Issue of Race Complicates Tenn. U.S. House Battle

Tennessee Rep. Steve Cohen faces a tough primary battle Thursday in his majority-black district based in Memphis.

The freshman congressman is up for re-election in the 9th Congressional District. The Democrat is the district's first white congressman in more than 30 years, and he has won top ratings for his voting record from African-American groups. But this year, new factors have Memphians re-evaluating the issues of race and representation.

Late last fall, for instance, Cohen had a falling out with some Memphis preachers, who said they did not think a white congressman should be representing a majority black district.

More recently, Cohen's rivals have dismissed some of his legislative efforts as mere pandering to black voters. They cited his failed attempt to join the Congressional Black Caucus and his successful push last week to get the U.S. House to apologize to black Americans for slavery and Jim Crow segregation.

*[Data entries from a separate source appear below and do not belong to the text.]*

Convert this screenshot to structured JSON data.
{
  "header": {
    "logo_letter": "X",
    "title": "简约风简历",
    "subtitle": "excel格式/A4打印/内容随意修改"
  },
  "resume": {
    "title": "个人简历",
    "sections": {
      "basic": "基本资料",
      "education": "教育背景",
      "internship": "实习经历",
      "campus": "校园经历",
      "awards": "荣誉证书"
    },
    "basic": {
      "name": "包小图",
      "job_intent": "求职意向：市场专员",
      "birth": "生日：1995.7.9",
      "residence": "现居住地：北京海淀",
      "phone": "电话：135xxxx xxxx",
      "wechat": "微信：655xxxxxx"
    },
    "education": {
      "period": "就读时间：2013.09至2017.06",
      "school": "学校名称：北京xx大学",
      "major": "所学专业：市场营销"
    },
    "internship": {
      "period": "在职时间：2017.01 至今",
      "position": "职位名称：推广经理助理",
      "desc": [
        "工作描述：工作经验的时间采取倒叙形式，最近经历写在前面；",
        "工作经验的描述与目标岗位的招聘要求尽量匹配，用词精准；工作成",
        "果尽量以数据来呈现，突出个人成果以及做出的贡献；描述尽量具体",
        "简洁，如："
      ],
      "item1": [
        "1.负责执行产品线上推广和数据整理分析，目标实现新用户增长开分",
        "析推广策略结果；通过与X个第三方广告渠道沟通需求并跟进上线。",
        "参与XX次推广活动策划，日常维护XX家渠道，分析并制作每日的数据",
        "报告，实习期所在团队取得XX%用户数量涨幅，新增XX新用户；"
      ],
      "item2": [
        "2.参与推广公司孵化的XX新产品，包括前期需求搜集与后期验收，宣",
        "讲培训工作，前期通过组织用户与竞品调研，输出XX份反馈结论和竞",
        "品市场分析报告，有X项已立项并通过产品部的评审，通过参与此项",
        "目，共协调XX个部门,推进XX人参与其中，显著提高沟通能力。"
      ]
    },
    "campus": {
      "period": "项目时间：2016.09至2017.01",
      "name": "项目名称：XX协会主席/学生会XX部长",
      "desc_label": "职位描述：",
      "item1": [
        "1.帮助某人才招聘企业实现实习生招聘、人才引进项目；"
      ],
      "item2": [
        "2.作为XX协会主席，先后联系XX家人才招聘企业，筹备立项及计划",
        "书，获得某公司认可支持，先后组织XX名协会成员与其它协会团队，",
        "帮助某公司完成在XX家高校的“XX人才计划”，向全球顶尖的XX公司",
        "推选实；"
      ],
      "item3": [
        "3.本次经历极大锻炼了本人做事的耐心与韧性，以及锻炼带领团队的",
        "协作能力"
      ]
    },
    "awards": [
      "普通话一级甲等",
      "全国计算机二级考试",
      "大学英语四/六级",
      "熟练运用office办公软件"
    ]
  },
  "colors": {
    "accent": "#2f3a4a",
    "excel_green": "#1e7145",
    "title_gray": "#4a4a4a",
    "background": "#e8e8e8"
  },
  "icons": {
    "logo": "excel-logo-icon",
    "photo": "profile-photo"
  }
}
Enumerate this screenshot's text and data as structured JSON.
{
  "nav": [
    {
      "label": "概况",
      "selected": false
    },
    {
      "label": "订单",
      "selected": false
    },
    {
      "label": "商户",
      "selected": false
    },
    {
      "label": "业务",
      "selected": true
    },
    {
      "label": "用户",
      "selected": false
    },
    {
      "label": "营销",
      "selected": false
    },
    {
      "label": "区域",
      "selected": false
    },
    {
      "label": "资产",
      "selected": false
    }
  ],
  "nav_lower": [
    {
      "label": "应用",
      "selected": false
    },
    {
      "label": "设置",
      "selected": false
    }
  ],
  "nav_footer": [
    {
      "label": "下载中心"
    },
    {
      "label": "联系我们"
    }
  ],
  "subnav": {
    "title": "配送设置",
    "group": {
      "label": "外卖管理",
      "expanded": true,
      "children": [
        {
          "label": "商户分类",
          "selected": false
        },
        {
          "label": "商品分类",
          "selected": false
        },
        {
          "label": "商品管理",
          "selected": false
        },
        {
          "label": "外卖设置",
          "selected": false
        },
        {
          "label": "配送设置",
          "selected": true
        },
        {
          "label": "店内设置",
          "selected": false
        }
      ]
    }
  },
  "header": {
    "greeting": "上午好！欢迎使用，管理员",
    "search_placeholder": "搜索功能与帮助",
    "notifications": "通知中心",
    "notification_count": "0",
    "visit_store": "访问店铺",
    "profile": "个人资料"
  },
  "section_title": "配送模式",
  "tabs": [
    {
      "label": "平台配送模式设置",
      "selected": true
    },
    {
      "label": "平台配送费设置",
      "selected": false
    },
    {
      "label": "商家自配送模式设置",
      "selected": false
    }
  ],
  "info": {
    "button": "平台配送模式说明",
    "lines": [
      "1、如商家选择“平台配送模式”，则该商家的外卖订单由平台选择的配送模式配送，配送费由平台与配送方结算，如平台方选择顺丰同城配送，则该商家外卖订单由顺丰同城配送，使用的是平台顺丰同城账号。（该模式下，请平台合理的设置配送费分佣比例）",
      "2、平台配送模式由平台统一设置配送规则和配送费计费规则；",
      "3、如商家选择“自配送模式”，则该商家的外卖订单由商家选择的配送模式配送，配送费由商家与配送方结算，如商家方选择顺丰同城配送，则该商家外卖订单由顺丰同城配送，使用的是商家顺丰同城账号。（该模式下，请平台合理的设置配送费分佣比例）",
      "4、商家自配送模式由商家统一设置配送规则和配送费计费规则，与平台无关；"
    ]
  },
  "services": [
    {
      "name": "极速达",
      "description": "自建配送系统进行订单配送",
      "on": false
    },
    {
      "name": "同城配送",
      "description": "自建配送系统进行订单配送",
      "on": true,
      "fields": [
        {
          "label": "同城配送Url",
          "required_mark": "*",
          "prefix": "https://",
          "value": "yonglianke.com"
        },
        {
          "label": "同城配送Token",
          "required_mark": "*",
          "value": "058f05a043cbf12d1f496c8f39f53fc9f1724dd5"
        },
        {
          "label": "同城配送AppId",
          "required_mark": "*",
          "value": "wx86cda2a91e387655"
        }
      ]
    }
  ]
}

On the other hand, the pro-choice, anti-war liberal Cohen still has a top rating from the NAACP. He is also eager to invoke the language of African-American leaders, past and present.

"People should be judged on the content of their character and their work ethic and their voting record and the issues, and not on the color of their skin," Cohen said. "That's what Dr. King talked about, and that is what Obama has shown that the American public has done. And Memphis shouldn't be behind, and Memphis isn't going to be behind."

Cohen faces two African-American challengers — Nikki Tinker, a well-financed corporate lawyer, and State Rep. Joe Towns — in the Aug. 7 Democratic primary.

Whoever emerges as the Democratic nominee is all but guaranteed to win the House seat. No Republican challenger has filed for the November election.